Além da capacidade financeira, há dúvidas também sobre o operacional – dar vazão aos projetos em andamento, que voltaram a crescer, e a pressão que o novo PAC deverá fazer sobre o setor. Isso inclui, sobretudo, a falta de mão de obra qualificada. De acordo com analistas do setor, faltam desde executivos para empresas de construção e mestres de obras até carpinteiros e técnicos. “A mão de obra qualificada está migrando para outros setores, face ao achatamento nos preços tetos dos órgãos contratantes. As planilhas de preços não estão acompanhando o movimento do mercado”, frisa Vaz.

Antes da pandemia o setor já sofria os impactos da crise na área de construção pesada por causa da interrupção dos grandes projetos governamentais, na esteira da Operação Lava Jato. Isso levou as principais empreiteiras do País a diminuírem drasticamente de tamanho, demitindo dezenas de milhares de funcionários. Sem a perspectiva de novos empregos, muitos trabalhadores deixaram o setor nos últimos anos, gerando um “apagão” de profissionais especializados. “A mão de obra qualificada realmente está escassa, tanto para obras de infraestrutura como imobiliárias. As entidades, incluindo o SindusCon-SP , junto com o Senai, vem discutindo soluções e oferecendo cursos de qualificação”, salienta Messias.
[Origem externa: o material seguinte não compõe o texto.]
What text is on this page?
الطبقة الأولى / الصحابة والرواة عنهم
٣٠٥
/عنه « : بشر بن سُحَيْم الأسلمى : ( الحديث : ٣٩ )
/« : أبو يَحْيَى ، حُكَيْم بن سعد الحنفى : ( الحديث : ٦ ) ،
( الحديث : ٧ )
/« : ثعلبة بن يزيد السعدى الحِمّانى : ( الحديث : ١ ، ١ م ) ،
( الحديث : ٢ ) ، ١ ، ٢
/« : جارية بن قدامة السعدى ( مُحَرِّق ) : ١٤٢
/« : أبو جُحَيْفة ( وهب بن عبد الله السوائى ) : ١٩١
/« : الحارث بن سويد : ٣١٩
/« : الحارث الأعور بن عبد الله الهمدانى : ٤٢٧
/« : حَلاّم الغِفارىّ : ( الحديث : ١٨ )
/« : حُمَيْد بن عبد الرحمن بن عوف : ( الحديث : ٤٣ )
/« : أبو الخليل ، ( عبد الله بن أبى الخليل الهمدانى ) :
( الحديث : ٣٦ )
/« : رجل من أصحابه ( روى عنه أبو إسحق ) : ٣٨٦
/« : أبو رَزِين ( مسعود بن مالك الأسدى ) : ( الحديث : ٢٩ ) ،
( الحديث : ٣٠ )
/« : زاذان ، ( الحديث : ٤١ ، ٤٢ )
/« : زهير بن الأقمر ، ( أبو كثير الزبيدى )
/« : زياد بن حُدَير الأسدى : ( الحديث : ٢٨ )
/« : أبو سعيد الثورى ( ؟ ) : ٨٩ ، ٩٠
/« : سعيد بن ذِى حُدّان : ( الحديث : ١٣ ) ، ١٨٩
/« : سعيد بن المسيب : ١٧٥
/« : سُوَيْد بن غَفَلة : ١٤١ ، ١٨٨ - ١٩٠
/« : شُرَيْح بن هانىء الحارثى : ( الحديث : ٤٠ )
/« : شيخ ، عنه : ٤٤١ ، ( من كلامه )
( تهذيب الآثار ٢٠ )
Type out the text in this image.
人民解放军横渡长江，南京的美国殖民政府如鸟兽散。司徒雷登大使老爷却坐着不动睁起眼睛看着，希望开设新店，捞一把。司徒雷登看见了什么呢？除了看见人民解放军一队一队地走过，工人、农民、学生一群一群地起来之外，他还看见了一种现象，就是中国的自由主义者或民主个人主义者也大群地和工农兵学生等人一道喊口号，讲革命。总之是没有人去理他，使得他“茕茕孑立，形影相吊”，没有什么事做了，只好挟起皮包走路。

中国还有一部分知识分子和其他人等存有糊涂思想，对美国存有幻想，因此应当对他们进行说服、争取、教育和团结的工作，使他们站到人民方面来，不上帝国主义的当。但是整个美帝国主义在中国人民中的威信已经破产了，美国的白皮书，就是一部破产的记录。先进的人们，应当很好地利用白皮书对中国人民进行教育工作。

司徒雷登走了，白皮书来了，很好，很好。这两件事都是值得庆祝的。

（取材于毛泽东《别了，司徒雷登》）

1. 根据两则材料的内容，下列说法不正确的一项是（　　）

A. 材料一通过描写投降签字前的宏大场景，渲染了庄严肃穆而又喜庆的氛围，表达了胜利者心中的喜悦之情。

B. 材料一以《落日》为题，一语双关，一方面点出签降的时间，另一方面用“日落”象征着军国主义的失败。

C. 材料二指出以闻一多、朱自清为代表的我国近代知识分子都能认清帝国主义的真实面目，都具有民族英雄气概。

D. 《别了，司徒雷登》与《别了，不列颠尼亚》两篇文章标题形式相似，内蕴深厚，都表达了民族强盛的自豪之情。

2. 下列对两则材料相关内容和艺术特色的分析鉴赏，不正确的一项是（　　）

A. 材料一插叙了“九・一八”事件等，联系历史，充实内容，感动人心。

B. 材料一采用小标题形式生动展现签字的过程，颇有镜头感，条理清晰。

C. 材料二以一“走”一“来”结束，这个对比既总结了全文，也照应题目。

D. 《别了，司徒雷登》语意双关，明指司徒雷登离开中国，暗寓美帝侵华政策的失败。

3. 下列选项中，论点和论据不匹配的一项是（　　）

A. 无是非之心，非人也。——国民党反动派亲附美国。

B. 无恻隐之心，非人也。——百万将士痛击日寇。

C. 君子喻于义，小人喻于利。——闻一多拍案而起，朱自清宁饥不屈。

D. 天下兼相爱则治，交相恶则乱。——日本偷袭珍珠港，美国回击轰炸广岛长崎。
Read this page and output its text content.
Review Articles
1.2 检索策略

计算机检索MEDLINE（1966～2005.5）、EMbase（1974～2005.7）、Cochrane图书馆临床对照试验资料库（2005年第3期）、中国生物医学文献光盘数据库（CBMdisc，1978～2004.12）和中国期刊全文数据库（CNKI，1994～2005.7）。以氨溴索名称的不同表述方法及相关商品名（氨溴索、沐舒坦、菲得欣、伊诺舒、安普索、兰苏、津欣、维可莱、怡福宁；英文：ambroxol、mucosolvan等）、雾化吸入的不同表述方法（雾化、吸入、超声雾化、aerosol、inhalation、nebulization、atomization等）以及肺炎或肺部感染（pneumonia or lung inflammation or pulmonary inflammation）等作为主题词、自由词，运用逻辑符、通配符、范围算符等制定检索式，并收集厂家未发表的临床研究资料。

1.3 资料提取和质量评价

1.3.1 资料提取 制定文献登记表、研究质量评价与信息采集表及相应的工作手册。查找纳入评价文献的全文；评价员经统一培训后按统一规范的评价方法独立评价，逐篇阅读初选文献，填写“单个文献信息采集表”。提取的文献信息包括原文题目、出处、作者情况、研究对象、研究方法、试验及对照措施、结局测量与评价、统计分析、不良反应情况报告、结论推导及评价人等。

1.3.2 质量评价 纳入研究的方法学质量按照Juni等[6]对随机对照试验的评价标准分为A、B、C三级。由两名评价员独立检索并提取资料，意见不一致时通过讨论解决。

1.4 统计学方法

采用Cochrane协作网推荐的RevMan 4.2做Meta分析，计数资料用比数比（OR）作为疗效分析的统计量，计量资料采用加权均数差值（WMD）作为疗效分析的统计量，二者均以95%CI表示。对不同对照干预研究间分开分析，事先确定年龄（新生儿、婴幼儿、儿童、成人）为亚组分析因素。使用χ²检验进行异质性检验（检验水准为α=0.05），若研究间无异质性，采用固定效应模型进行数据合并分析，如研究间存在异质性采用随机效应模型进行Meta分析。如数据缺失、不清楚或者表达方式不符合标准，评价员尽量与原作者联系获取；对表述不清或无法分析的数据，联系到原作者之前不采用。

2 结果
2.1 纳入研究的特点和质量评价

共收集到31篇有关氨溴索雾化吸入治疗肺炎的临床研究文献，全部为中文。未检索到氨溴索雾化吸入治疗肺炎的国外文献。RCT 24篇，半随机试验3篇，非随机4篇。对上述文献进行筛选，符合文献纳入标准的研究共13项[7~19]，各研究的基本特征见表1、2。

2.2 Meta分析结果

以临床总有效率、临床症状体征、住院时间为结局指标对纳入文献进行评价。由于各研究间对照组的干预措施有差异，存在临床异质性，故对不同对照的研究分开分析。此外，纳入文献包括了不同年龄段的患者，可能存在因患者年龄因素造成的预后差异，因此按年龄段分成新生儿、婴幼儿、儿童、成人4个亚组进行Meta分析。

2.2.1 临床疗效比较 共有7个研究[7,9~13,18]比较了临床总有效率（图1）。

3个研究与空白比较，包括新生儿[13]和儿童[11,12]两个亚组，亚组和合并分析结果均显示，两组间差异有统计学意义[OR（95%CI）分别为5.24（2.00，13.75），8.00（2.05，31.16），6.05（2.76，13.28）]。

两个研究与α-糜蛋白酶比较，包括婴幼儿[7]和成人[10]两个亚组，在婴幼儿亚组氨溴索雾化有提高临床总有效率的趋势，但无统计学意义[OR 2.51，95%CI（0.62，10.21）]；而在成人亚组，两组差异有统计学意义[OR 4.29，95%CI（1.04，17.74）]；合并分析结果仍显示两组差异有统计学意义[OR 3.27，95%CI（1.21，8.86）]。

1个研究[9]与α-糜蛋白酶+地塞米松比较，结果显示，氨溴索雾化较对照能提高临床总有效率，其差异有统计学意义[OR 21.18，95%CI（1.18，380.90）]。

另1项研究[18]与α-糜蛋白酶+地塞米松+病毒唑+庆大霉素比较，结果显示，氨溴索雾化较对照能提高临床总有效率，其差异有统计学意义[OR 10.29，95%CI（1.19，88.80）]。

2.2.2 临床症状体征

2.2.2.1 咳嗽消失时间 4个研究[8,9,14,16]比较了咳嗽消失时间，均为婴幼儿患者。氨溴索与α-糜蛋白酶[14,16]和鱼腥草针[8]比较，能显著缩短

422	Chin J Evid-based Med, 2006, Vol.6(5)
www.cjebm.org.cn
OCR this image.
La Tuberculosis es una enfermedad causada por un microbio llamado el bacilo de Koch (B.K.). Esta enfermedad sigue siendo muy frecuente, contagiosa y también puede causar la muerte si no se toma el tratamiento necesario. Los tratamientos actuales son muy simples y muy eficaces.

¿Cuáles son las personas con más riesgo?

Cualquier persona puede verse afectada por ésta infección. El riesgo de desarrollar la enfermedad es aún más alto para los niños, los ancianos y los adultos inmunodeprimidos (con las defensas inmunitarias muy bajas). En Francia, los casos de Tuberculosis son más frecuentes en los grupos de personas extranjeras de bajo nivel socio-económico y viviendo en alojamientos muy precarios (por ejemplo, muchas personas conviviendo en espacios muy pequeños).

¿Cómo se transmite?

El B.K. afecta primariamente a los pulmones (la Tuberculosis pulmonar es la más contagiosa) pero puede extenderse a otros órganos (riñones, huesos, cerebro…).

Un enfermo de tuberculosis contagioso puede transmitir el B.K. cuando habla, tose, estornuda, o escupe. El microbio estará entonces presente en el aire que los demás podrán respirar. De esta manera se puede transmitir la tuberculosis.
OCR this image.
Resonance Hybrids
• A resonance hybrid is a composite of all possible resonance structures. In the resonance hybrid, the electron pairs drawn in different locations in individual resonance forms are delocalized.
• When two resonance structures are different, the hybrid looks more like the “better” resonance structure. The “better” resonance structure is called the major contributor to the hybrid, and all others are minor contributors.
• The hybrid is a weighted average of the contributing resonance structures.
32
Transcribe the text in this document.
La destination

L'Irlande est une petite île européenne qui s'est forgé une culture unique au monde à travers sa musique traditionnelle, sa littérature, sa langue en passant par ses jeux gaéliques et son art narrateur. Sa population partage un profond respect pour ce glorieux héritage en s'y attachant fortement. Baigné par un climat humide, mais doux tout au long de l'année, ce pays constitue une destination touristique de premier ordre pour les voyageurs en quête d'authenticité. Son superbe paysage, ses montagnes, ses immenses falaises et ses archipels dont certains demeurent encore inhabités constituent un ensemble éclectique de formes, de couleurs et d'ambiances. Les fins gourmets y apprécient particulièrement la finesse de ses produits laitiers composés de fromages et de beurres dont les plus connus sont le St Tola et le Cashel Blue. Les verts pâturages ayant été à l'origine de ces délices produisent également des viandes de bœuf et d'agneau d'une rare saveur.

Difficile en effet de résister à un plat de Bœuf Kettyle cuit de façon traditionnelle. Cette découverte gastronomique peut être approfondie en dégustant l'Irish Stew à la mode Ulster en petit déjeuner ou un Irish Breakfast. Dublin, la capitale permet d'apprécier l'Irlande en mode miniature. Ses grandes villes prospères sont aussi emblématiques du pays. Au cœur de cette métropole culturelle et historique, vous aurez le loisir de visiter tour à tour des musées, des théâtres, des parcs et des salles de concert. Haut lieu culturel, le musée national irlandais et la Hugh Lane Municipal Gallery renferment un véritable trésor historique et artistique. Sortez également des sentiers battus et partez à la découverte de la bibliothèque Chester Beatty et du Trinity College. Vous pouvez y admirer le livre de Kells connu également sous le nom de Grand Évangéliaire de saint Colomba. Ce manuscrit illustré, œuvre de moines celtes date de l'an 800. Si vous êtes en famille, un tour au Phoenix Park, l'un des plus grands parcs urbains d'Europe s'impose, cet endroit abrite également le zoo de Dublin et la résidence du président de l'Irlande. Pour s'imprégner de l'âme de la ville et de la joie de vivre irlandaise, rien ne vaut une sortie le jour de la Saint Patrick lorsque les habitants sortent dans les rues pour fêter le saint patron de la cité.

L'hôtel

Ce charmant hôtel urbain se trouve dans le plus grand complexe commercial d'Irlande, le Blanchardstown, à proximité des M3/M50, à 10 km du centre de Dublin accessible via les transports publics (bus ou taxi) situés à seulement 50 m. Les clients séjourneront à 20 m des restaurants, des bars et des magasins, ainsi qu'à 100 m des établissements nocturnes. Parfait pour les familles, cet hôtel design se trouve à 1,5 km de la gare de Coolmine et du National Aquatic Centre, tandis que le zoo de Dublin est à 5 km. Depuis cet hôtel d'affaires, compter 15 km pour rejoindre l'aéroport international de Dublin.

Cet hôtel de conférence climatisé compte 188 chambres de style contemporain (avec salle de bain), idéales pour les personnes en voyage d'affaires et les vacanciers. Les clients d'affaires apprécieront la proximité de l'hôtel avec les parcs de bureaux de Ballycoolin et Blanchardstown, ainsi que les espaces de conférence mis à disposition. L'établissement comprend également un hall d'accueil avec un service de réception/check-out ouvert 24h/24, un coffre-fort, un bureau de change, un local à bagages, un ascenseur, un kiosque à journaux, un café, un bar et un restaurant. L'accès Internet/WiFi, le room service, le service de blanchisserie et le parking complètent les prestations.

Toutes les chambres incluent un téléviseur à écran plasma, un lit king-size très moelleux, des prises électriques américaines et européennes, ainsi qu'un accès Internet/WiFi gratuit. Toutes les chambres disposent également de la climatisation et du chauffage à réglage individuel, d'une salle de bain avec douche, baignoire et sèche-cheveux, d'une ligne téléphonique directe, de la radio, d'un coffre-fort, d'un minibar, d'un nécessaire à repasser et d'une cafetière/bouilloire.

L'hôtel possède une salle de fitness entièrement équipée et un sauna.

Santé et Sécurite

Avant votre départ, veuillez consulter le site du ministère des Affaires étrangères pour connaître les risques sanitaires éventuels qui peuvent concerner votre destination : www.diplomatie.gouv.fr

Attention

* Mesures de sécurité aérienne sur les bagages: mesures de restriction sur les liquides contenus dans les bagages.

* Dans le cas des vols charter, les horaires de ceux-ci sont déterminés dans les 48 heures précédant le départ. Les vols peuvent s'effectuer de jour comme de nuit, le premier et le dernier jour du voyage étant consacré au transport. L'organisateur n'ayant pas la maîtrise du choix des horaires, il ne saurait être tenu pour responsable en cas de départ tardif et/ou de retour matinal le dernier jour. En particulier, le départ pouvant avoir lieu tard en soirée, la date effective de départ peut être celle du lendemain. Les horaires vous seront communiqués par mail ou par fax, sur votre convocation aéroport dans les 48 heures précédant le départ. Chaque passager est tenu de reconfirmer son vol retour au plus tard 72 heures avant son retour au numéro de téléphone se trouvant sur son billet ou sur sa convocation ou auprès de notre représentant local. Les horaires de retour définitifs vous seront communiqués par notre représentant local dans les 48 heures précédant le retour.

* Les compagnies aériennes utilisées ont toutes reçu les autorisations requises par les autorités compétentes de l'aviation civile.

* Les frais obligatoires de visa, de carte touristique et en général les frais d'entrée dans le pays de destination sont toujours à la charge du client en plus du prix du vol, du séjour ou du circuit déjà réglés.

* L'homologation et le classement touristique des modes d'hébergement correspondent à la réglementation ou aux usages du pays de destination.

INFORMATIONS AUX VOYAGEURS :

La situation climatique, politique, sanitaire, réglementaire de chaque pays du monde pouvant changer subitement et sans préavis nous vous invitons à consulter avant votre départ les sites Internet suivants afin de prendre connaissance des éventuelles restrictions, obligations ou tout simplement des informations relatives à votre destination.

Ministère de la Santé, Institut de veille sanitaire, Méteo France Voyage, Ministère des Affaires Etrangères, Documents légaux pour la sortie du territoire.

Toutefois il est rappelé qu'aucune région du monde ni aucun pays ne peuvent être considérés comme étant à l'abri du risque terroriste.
A saída para resolver esses problemas já há muito foi diagnosticada pelo setor, destaca o vice-presidente do SindusCon-SP. “Passa por projetos executivos bem feitos, uma melhor análise sobre alocação dos riscos, o fatiamento de obras que forem viáveis para que mais empresas de médio porte, desde que capacitadas, possam concorrer, a contratação por preço justo, recusando preços manifestadamente inexequíveis, acesso a financiamentos, entre outros”, aponta Messias. “O novo PAC tem de observar todas essas questões, sob pena de não ter um desempenho satisfatório e até mesmo com pouca participação das empresas. Pode se repetir o que hoje observamos em muitos certames que têm sido desertos ou com baixa participação”, completa Vaz.